The DBM had ordered agencies to align programs and projects in next year’s national budget to the “new normal” brought forth by the pandemic.

While a portion of UHC funds were supposed to be from taxes from so-called “sin” products, like alcoholic drinks and cigarettes, collection from this source of revenue fell sharply as a result of COVID-19 lockdowns and bans which cut off the supply chain of these and other produce.

Last week, Dominguez said the government collected P11.9 billion in excise on tobacco and alcohol products in May, a 43-percent drop from P20.9 billion a year ago.

From January to May, the sin tax take declined 39 percent to P63.1 billion from P102.7 billion during the same five-month period in 2019.

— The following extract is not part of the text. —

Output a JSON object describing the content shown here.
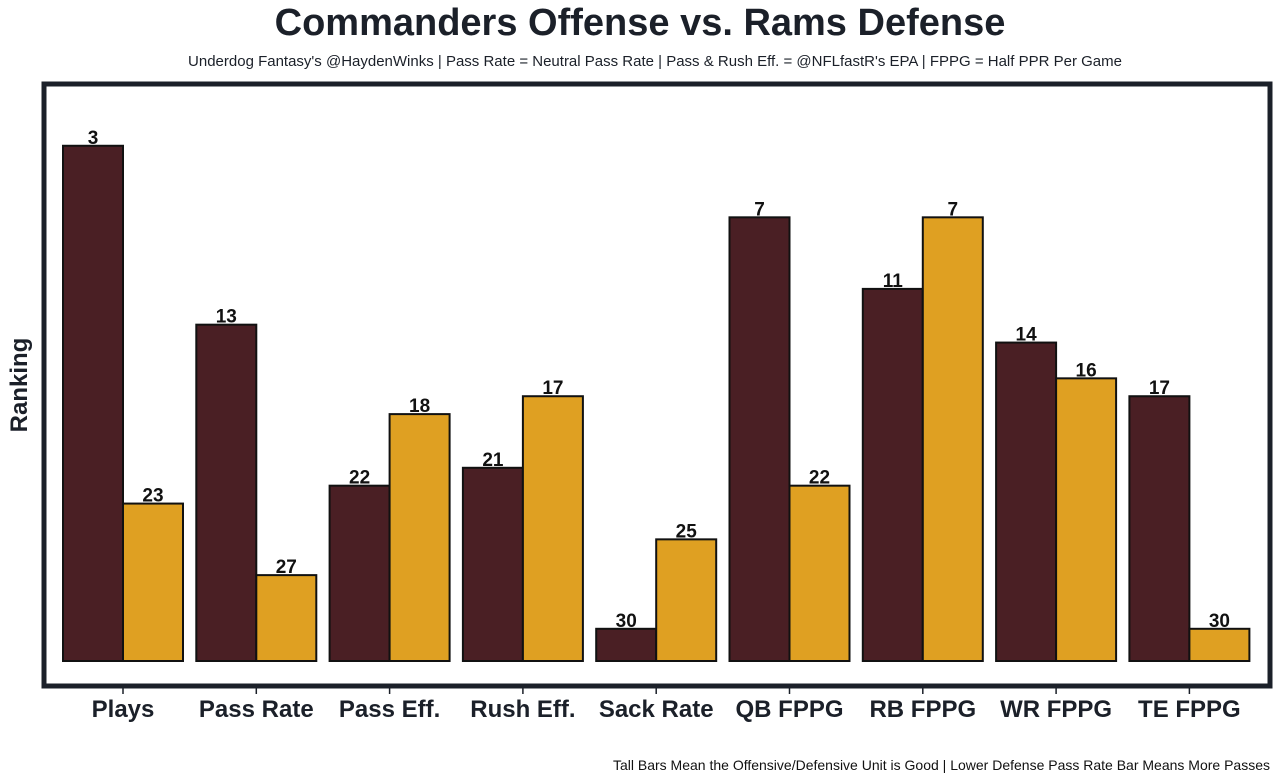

The Department of Finance (DOF) earlier blamed the lower sin tax collection on these effects of enhanced community quarantine (ECQ ) imposed in Luzon and elsewhere to stop coronavirus transmission:

The Cabinet-level Development Budget Coordination Committee (DBCC) had slashed this year’s target incremental revenues from new laws imposing higher excise tax rates on cigarettes, e-cigarettes and alcohol to P13.2 billion from P37.1 billion previously.

The 2021 and 2022 targets were also reduced to P28.1 billion and P31.7 billion from P46.9 billion and P53.3 billion.

It did not help that illicit cigarette trade flourished during the COVID-19 quarantine.

DOF and Bureau of Internal Revenue (BIR) officials had said they expected illicit trade to shoot up alongside higher cigarette taxes.